Kernel is upgraded from 5.4.0-81-generic to 5.8.0-50-generic. The Kubernetes version on each node is upgraded to 1.14 prior to doing the kernel upgrade. This can be checked with the following command under column KERNEL-VERSION.

$kubectl get nodes -owide
NAME STATUS ROLES AGE VERSION INTERNAL-IP EXTERNAL-IP OS-IMAGE KERNEL-VERSION CONTAINER-RUNTIME
sdkms-server-3 Ready master 8h v1.14.10 10.197.192.45 <none> Ubuntu 20.04.3 LTS 5.8.0-50-generic docker://18.6.3

Kured version is upgraded from 1.1.0 to 1.2.0

Troubleshooting

In case kubelet client certificates expire (/var/lib/kubelet/pki/kubelet-client.crt) and there is no /var/lib/kubelet/pki/kubelet-client-current.pem file present, then you can create the certificates using the following commands:

TEMP_DIR=/etc/kubernetes/tmp
mkdir -p $TEMP_DIR
BACKUP_PEM="/var/lib/kubelet/pki/kubelet-client-current.pem"
KEY="/var/lib/kubelet/pki/kubelet-client.key"
CERT="/var/lib/kubelet/pki/kubelet-client.crt"

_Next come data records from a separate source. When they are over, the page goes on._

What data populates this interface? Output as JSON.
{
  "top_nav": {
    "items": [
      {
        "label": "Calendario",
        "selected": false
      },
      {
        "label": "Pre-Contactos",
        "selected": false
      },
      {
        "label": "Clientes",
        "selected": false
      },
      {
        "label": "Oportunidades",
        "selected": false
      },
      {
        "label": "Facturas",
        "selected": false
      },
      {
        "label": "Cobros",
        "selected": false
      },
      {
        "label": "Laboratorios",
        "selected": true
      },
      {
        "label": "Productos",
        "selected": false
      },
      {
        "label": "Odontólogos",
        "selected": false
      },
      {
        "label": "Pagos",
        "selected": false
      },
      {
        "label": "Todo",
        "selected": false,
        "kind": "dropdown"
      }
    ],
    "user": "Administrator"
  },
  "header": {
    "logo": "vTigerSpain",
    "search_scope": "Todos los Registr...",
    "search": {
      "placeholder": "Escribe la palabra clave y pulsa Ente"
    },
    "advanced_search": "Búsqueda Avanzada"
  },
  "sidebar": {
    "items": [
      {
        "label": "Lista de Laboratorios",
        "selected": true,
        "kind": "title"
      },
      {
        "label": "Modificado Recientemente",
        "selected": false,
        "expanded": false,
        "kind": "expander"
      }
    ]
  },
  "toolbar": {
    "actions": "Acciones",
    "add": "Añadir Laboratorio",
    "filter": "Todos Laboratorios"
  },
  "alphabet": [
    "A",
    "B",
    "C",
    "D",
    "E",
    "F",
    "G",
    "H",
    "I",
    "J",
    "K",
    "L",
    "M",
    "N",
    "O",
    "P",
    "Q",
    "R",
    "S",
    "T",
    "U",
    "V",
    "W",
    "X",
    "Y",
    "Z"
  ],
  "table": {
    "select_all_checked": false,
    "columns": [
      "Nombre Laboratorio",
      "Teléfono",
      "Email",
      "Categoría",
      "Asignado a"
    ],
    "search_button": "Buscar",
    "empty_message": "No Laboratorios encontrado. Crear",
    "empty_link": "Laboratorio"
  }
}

echo "Stopping kubelet service"
systemctl stop kubelet

echo "Creating a new key and cert file for kubelet auth"
nodename=$(echo "$HOSTNAME" | awk '{print tolower($0)}')
openssl req -out $TEMP_DIR/tmp.csr -new -newkey rsa:2048 -nodes -keyout $TEMP_DIR/tmp.key -subj "/O=system:nodes/CN=system:node:$nodename"
cat > $TEMP_DIR/kubelet-client.ext << HERE
keyUsage = critical,digitalSignature,keyEncipherment
extendedKeyUsage = clientAuth
HERE
echo "Signing the generated csr with kubernetes CA"
openssl x509 -req -days 365 -in $TEMP_DIR/tmp.csr -CA /etc/kubernetes/pki/ca.crt -CAkey /etc/kubernetes/pki/ca.key -CAcreateserial -out $TEMP_DIR/tmp.crt -sha256 -extfile $TEMP_DIR/kubelet-client.ext
cp $TEMP_DIR/tmp.crt $CERT
cp $TEMP_DIR/tmp.key $KEY

chmod 644 $CERT
chmod 600 $KEY

if grep -q "client-certificate-data" $KUBELET_CONF; then
    echo "Updating file $KUBELET_CONF to add reference to restored certificates"
    sed -i "s|\(client-certificate-data:\s*\).*\$|client-certificate: $CERT|" $KUBELET_CONF
    sed -i "s|\(client-key-data:\s*\).*\$|client-key: $KEY|" $KUBELET_CONF
fi

echo "Starting kubelet service"
systemctl start kubelet

Upgrade on a 2 node cluster can fail due to etcd quorum failure. In such a scenario, if pods are healthy, you can re-run the deploy job manually using the following command. This will eventually upgrade the cluster to 1.14.
```
sdkms-cluster deploy --stage DEPLOY --version <version>
```
WARNING
2 node upgrades are not recommended.
When a cluster is upgraded from build 4.2.2087 to <4.3.xxxx> on a 3-node cluster, it is possible that the deploy job is exited and marked completed before cluster upgrade. In such a scenario, if all the pods are healthy, you can deploy the version again.